Le rapport de l’assureur-crédit Allianz Trade est catégorique : l’Europe doit se méfier de l’essor des véhicules électriques à batterie chinoise pour éviter que son industrie automobile et son économie ne reçoivent un gros coup de massue.
Les ventes de véhicules à énergie alternative dans l’UE ont atteint un record en 2022, avec 4,4 millions d’exemplaires vendus, soit 47% des immatriculations de véhicules neufs en Europe, contre 11% il y a deux ans, selon le rapport d’Allianz Trade. Mais l’Europe, premier exportateur mondial de voitures, est derrière le leader chinois et ses 5,4 millions de véhicules électriques immatriculés en 2022, soit les deux tiers du total mondial, d’après le rapport d’Allianz Trade.
Non seulement la Chine a compris, il y a 15 ans déjà, le potentiel de la voiture électrique, mais l’Empire du Milieu séduit de plus en plus les consommateurs européens. De grandes entreprises (BYD, Geely ou la joint-venture SGMW) arrivent en force. « Les trois voitures à batterie les plus vendues en 2022 sont chinoises », d’après le directeur souscriptions des risques Benelux Allianz Trade, Johan Geeroms. « Bientôt, toutes les voitures viendront de Chine, qu’elles soient fabriquées par une marque chinoise ou bien qu’elles soient de marque américaine et européenne fabriquée sur le sol chinois (…) Le préjugé selon lequel les voitures chinoises sont de qualité inférieure n’est plus d’actualité », explique-t-il.
Danger en vue en Allemagne
Si les constructeurs chinois augmentaient leurs parts de marché intérieur à 75% d’ici 2030, les ventes totales en Chine des constructeurs automobiles européens chuteraient de 39%, la production locale passant d’environ 4,4 millions d’unités à 2,7 millions en 2030. Si les importations chinoises en Europe atteignaient 1,5 million de véhicules en 2030, soit 13,5% de la production de l’UE en 2022, l’impact de la valeur ajoutée sur l’économie européenne s’élèverait à 24,2 milliards d’euros en 2030 pour le secteur automobile, soit l’équivalent de 0,15% du PIB de la région en 2022. Mais les économies dépendantes de l’automobile que sont l’Allemagne, la Slovaquie et la République tchèque pourraient être encore plus durement touchées (0,3% à 0,4% du PIB).
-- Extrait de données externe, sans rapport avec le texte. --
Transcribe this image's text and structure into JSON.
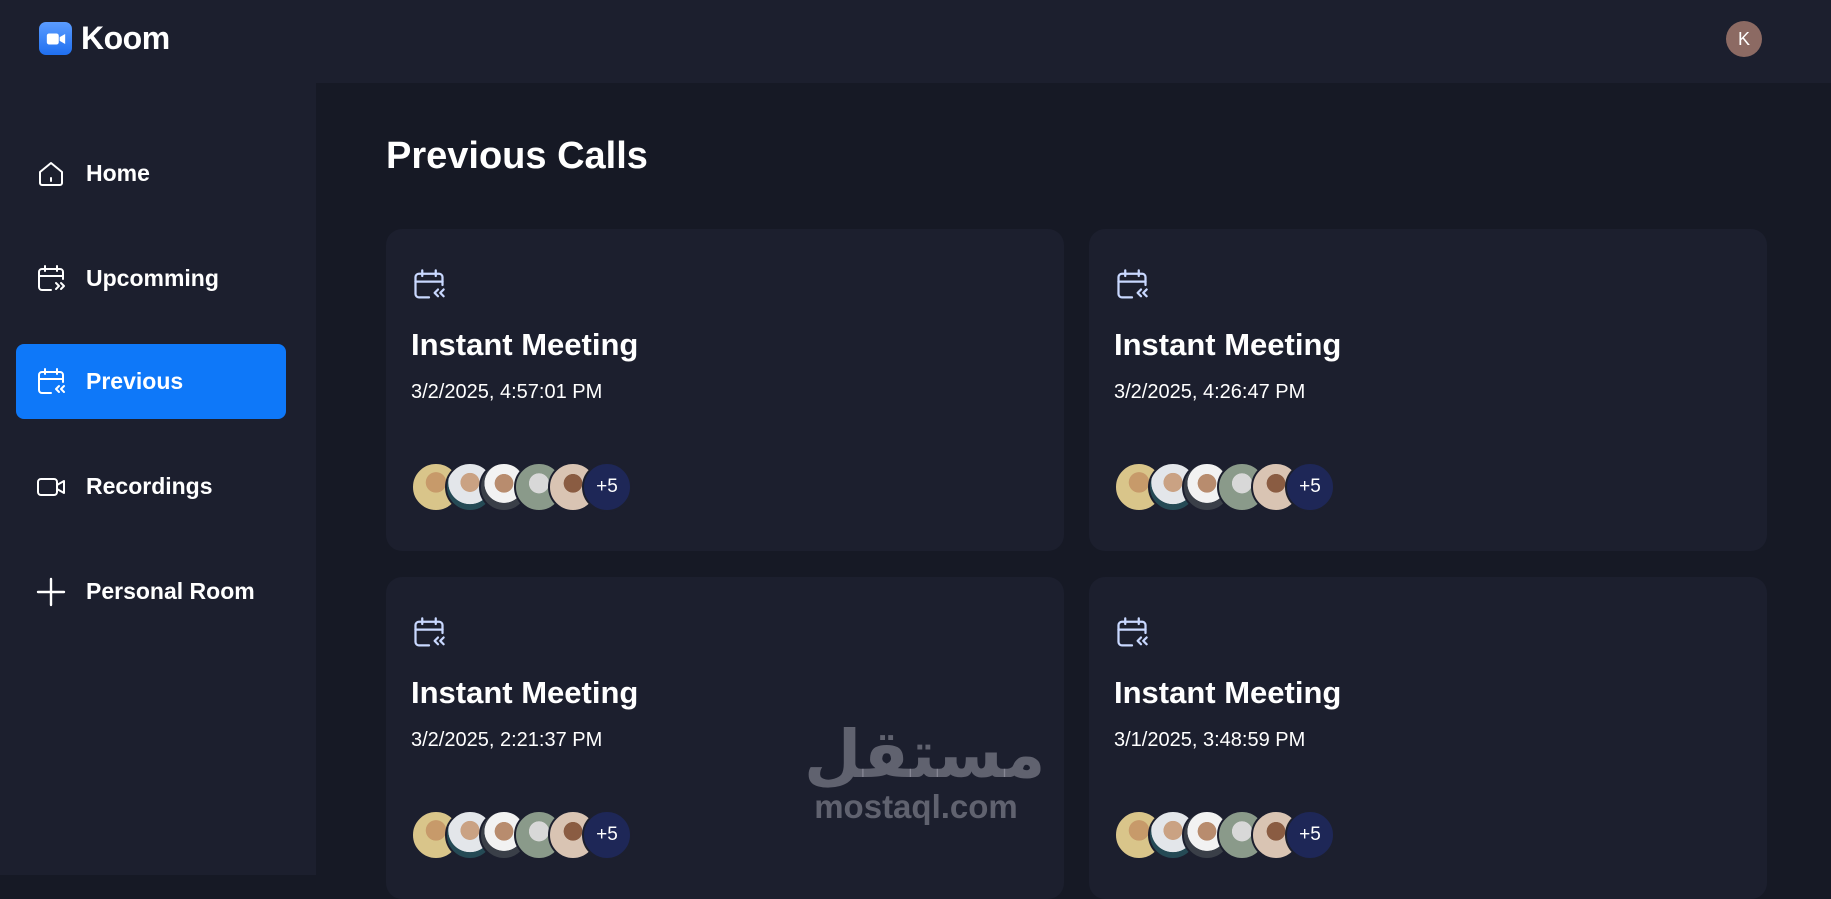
{
  "app": {
    "name": "Koom",
    "user_initial": "K"
  },
  "sidebar": {
    "items": [
      {
        "label": "Home",
        "icon": "home-icon",
        "active": false
      },
      {
        "label": "Upcomming",
        "icon": "calendar-forward-icon",
        "active": false
      },
      {
        "label": "Previous",
        "icon": "calendar-back-icon",
        "active": true
      },
      {
        "label": "Recordings",
        "icon": "video-icon",
        "active": false
      },
      {
        "label": "Personal Room",
        "icon": "plus-icon",
        "active": false
      }
    ]
  },
  "main": {
    "title": "Previous Calls",
    "cards": [
      {
        "title": "Instant Meeting",
        "date": "3/2/2025, 4:57:01 PM",
        "more_participants": "+5"
      },
      {
        "title": "Instant Meeting",
        "date": "3/2/2025, 4:26:47 PM",
        "more_participants": "+5"
      },
      {
        "title": "Instant Meeting",
        "date": "3/2/2025, 2:21:37 PM",
        "more_participants": "+5"
      },
      {
        "title": "Instant Meeting",
        "date": "3/1/2025, 3:48:59 PM",
        "more_participants": "+5"
      }
    ]
  },
  "watermark": {
    "arabic": "مستقل",
    "latin": "mostaql.com"
  },
  "colors": {
    "accent": "#0e78f9",
    "panel": "#1c1f2e",
    "background": "#161925",
    "participant_more": "#1e2757"
  }
}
Actuellement, quatre voitures sur cinq vendues en Europe sont également assemblées sur le continent. L’automobile, plus grand secteur industriel d’Europe, représente 10% de la valeur ajoutée du secteur manufacturier, un chiffre plus élevé même en Allemagne (15%), Hongrie, République tchèque et Slovaquie (environ 20% ou plus). L’industrie automobile est également un client important dans les secteurs du métal, du plastique et de l’électronique.
Une Europe trop dépendante
Selon Johan Geeroms, « cet essor chinois est un énorme coup dur pour l’industrie automobile européenne, mais aussi pour l’économie européenne dans son ensemble ». Le marché automobile européen a généré ces dix dernières années entre 70 et 110 milliards d’euros d’excédent commercial pour l’économie européenne d’après le rapport d’Allianz Trade.
« L’ensemble de l’écosystème européen autour de la construction automobile est en train d’être repensé. Il s’agit d’une menace directe non seulement pour les constructeurs automobiles eux-mêmes, mais aussi pour le vaste réseau d’entreprises qui les entoure », ajoute-t-il.
Comment stopper cette progression chinoise ? Pour Johan Geeroms, « il faut se pencher sur les conditions commerciales. Les décideurs politiques doivent s’efforcer de maintenir l’assemblage au sein de l’UE. Il est important que l’UE investisse de manière substantielle dans la technologie des batteries et produise du lithium pour son propre usage.»
Produire ses propres batteries, un enjeu de taille pour l’industrie automobile, car si les batteries coûtent plus cher, la propulsion électrique est plus simple et nécessite moins de pièces. Afin aussi que l’UE ne dépende pas de la Chine et évite que ses constructeurs automobiles perdent plus de 7 milliards d’euros de bénéfices nets annuels d’ici 2030, comme l’estime Johan Geeroms.